Among the many exhibition catalogues he authored are:

  • Yves Gaucher: A Fifteen-Year Perspective (1979)
  • Structures for Behaviour: New Sculptures by Robert Morris, David Rabinowich, Richard Serra and George Trakas (1978)
  • The Mystic North: Symbolist Landscape Painting in Northern Europe and North America, 1890-1940 (1984)
  • Gerhard Richter: Paintings (1988)
  • Pleasures of Sight and States of Being: Radical Abstract Painting Since 1990 (2001)

Other major curatorial projects at the AGO include The European Iceberg: Creativity in Germany and Italy Today (1985) and Free Worlds: Metaphors and Realities in Contemporary Hungarian Art. He has held several Canada Council fellowships and grants as well as a Research Fellowship at the National Gallery of Canada Library and Archives (2002) and a Cornerstone (AHPEG) Grant, FSU (2006-2007). He won an OAAG Curatorial Writing Award in 1991 for his essay in Individualités: 14 Contemporary Artists from France. His Abstract Painting in Canada: A History was published in August 2007. His exhibition, The Urge to Abstraction, opened on September 15, 2007 at the Varley Art Gallery, Unionville Ont. His exhibition project for the Varley Art Gallery, Bourduas and the Automatistes, showed at the Albright-Knox Gallery in Buffalo in summer 2009.

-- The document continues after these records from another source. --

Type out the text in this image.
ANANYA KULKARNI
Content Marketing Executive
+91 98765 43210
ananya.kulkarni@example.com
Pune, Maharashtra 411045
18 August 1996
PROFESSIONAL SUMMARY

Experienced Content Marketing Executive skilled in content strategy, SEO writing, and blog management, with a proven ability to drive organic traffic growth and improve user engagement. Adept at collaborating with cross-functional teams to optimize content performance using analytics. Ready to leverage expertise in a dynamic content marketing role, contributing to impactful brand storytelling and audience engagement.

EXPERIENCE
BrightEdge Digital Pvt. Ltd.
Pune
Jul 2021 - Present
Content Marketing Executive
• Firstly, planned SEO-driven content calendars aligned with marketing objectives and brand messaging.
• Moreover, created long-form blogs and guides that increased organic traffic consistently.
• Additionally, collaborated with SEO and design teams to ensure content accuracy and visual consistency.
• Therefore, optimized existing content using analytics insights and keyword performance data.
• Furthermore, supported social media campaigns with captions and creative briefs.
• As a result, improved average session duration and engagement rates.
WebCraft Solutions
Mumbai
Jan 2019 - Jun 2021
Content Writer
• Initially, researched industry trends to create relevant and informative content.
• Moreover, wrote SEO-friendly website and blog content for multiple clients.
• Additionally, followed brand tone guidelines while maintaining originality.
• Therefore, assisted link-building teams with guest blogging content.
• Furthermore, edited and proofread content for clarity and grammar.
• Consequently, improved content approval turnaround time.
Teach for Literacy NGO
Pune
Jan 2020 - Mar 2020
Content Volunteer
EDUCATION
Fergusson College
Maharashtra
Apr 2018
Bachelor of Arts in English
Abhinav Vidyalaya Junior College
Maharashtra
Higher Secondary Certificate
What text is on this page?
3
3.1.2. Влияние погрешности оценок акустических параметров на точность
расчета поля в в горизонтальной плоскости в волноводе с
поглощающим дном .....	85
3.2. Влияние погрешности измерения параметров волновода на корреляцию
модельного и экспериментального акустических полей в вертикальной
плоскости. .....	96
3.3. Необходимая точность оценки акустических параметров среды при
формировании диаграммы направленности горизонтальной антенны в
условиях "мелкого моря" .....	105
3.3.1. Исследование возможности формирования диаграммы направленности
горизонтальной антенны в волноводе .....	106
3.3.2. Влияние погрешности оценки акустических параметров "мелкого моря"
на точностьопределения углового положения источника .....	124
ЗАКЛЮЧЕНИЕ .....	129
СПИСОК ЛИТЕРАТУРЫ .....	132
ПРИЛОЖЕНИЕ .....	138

Roald and his wife, Lori Walters, FSU Professor of French in the Department of Modern Languages, split their time between Tallahassee and Toronto and travel often to Europe. The College of Fine Arts thanks them for their support, especially their gifts totaling more than 500 books and exhibition catalogues, which are available in our Art & Design Resource Room.